Trade Lifecycle Automation Gets Industry Boost

09.26.2011
Terry Flanagan

ISITC develops best practices to promote greater efficiency in trade processing.

Regulation and technology are coming together to formulate standards and best practices in financial markets.

Regulation and technology play very important roles in standards and best practices,” Gary Probert, chair of International Securities Association for Institutional Trade Communication (ISITC), told Markets Media. “As regulation has both short-term and long-term impacts from the front- to back-office, we look at how technology can enable organizations to comply with existing and potential regulatory mandates.”

ISITC brings together broker/dealers, custodians, investment managers, vendors and other industry professionals to develop proposed standards to enhance efficiencies in trade processing and related communications.

“Because ISITC is comprised of executives from both end user firms as well as the technology providers themselves, we are able to work collaboratively to understand how technology can support standards that guide firms towards compliance and efficiency,” said Probert.

ISITC works closely with different messaging standards such as FIX Protocol and SWIFT in order to identify how institutions across buy- and sell-side can utilize the different standards that bring better practices and straight-through-processing to the industry.

“ISITC is comprised of key constituents from organizations such as SWIFT, FIX and other messaging standards because their input is absolutely crucial to the work that we do in developing market practices and guidance for different asset classes and securities,” Probert said.

ISITC works to bring greater automation and efficiency to the trade lifecycle, including in the derivatives market.

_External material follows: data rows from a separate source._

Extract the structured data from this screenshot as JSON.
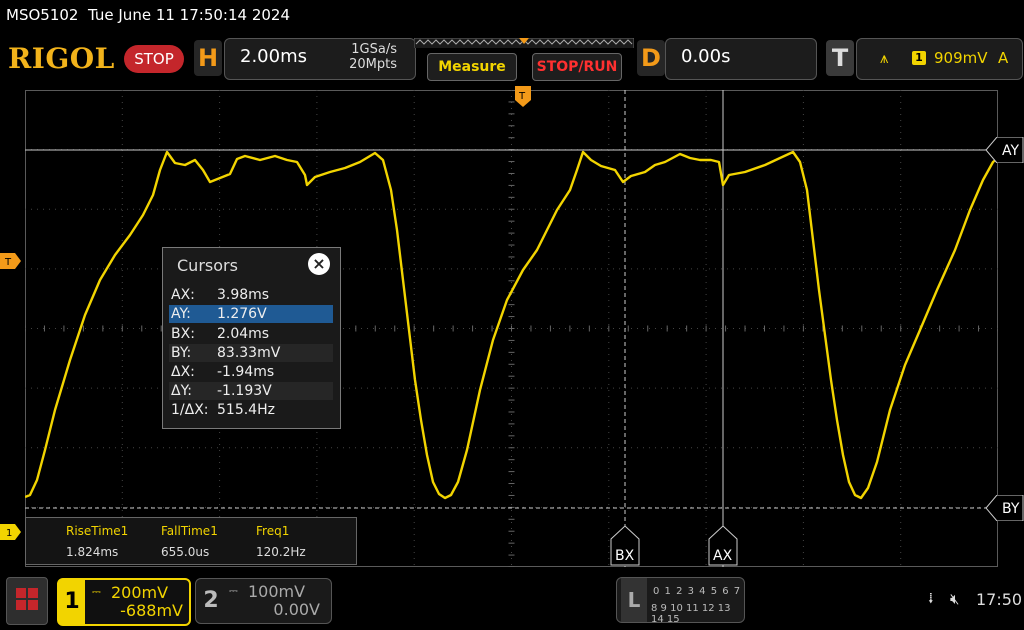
{
  "status": {
    "model": "MSO5102",
    "datetime": "Tue June 11 17:50:14 2024"
  },
  "header": {
    "logo": "RIGOL",
    "run_state": "STOP",
    "horizontal": {
      "letter": "H",
      "timebase": "2.00ms",
      "sample_rate": "1GSa/s",
      "memory_depth": "20Mpts"
    },
    "measure_label": "Measure",
    "stoprun_label": "STOP/RUN",
    "delay": {
      "letter": "D",
      "value": "0.00s"
    },
    "trigger": {
      "letter": "T",
      "channel": "1",
      "level": "909mV",
      "mode": "A"
    }
  },
  "markers": {
    "trigger_left": "T",
    "ch1_ground": "1",
    "cursor_ay": "AY",
    "cursor_by": "BY",
    "cursor_bx": "BX",
    "cursor_ax": "AX"
  },
  "cursors": {
    "title": "Cursors",
    "close_glyph": "×",
    "rows": [
      {
        "key": "AX:",
        "value": "3.98ms"
      },
      {
        "key": "AY:",
        "value": "1.276V"
      },
      {
        "key": "BX:",
        "value": "2.04ms"
      },
      {
        "key": "BY:",
        "value": "83.33mV"
      },
      {
        "key": "ΔX:",
        "value": "-1.94ms"
      },
      {
        "key": "ΔY:",
        "value": "-1.193V"
      },
      {
        "key": "1/ΔX:",
        "value": "515.4Hz"
      }
    ]
  },
  "measurements": [
    {
      "label": "RiseTime1",
      "value": "1.824ms"
    },
    {
      "label": "FallTime1",
      "value": "655.0us"
    },
    {
      "label": "Freq1",
      "value": "120.2Hz"
    }
  ],
  "channels": {
    "ch1": {
      "number": "1",
      "scale": "200mV",
      "offset": "-688mV"
    },
    "ch2": {
      "number": "2",
      "scale": "100mV",
      "offset": "0.00V"
    }
  },
  "logic": {
    "letter": "L",
    "row1": "0 1 2 3  4 5 6 7",
    "row2": "8 9 10 11 12 13 14 15"
  },
  "system": {
    "time": "17:50",
    "usb_icon": "usb-icon",
    "speaker_icon": "speaker-muted-icon"
  },
  "colors": {
    "ch1": "#f2d400",
    "accent_orange": "#f39a19",
    "stop_red": "#c4262b",
    "grid": "#5a5a5a",
    "background": "#000000"
  }
}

Part of its mission is to respond to industry regulation and develop best practices for all market constituents, and because of that ISITC has a number of Working Groups, including for derivatives, settlements and reconciliation.

A recent example of their work is the updated Market Practice for tri-party reverse repurchase agreement settlement and confirmation.

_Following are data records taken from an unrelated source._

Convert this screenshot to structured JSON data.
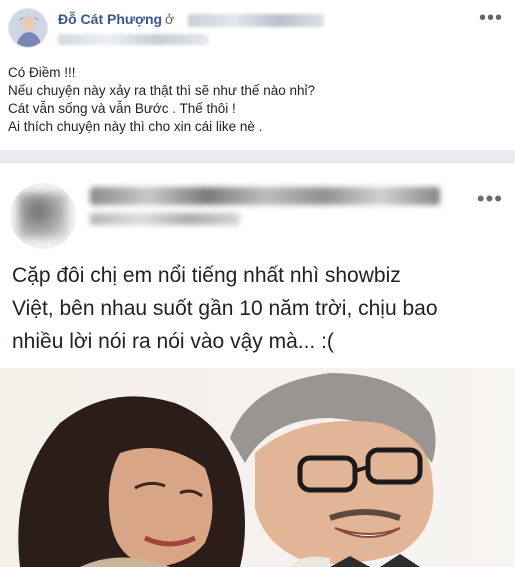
{
  "post": {
    "author": "Đỗ Cát Phượng",
    "location_prefix": "ở",
    "location_icon": "globe-icon",
    "more_icon": "more-dots-icon",
    "caption_lines": [
      "Có Điềm !!!",
      "Nếu chuyện này xảy ra thật thì sẽ như thế nào nhỉ?",
      "Cát vẫn sống và vẫn Bước . Thế thôi !",
      "Ai thích chuyện này thì cho xin cái like nè ."
    ]
  },
  "shared_post": {
    "more_icon": "more-dots-icon",
    "text_lines": [
      "Cặp đôi chị em nổi tiếng nhất nhì showbiz",
      "Việt, bên nhau suốt gần 10 năm trời, chịu bao",
      "nhiều lời nói ra nói vào vậy mà... :("
    ]
  },
  "colors": {
    "author_link": "#365899",
    "text": "#1d2129",
    "separator": "#e9ebee"
  }
}
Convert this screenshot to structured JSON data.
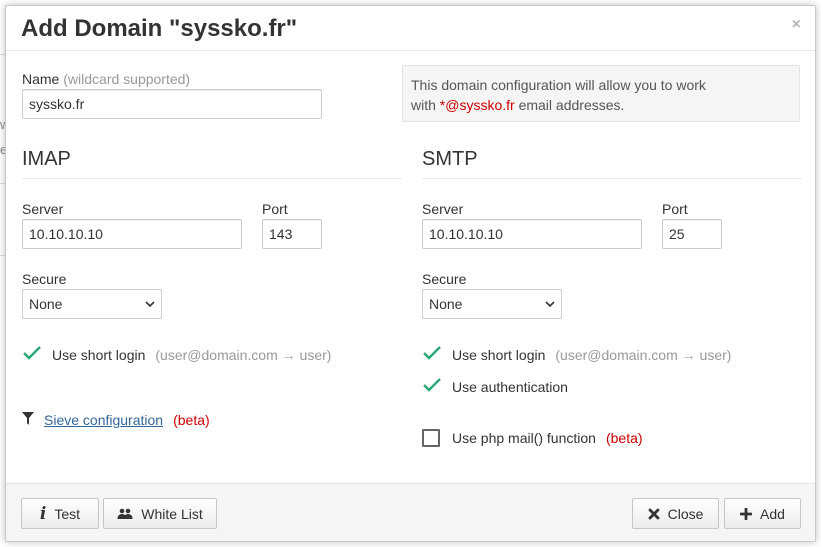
{
  "dialog": {
    "title": "Add Domain \"syssko.fr\"",
    "close_glyph": "×"
  },
  "name_field": {
    "label": "Name",
    "hint": "(wildcard supported)",
    "value": "syssko.fr"
  },
  "info": {
    "line1": "This domain configuration will allow you to work",
    "line2_prefix": "with ",
    "line2_highlight": "*@syssko.fr",
    "line2_suffix": " email addresses."
  },
  "imap": {
    "title": "IMAP",
    "server_label": "Server",
    "server_value": "10.10.10.10",
    "port_label": "Port",
    "port_value": "143",
    "secure_label": "Secure",
    "secure_value": "None",
    "short_login_label": "Use short login",
    "short_login_hint": "(user@domain.com → user)",
    "short_login_checked": true,
    "sieve_link": "Sieve configuration",
    "sieve_beta": "(beta)"
  },
  "smtp": {
    "title": "SMTP",
    "server_label": "Server",
    "server_value": "10.10.10.10",
    "port_label": "Port",
    "port_value": "25",
    "secure_label": "Secure",
    "secure_value": "None",
    "short_login_label": "Use short login",
    "short_login_hint": "(user@domain.com → user)",
    "short_login_checked": true,
    "auth_label": "Use authentication",
    "auth_checked": true,
    "php_mail_label": "Use php mail() function",
    "php_mail_beta": "(beta)",
    "php_mail_checked": false
  },
  "footer": {
    "test_label": "Test",
    "whitelist_label": "White List",
    "close_label": "Close",
    "add_label": "Add"
  },
  "background": {
    "char1": "w",
    "char2": "e"
  },
  "colors": {
    "check_green": "#2aa876",
    "beta_red": "#d00000",
    "link_blue": "#336699"
  }
}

In partnership with the Asset Managers Forum (AMF), the ISITC Settlements Group updated the ‘tri-party repo’ guidelines in response to new reforms released by the Federal Reserve Bank of New York (FRBNY). These reforms introduce and strongly recommend the netting of tri-party reverse repo trades to reduce the number of intraday cash wires.

The Market Practice addresses the various netting scenarios presented by these guidelines, including single deal netting, multiple-deal single-broker netting, and multiple-deal multiple-broker netting.

The OTC Derivatives Working Group looks to create standards around derivatives processing, trade notification, reconciliation, collateral movements and interest payments. The Reconciliation Working Group focuses on existing and potential issues for all messages that facilitate the cash and securities reconciliation practice.

The Settlements Working Group works to define best practices for the communication of settlement instruction and confirmation messages for all securities related financial instrument types; foreign exchange transactions; collateral messaging and currency movements.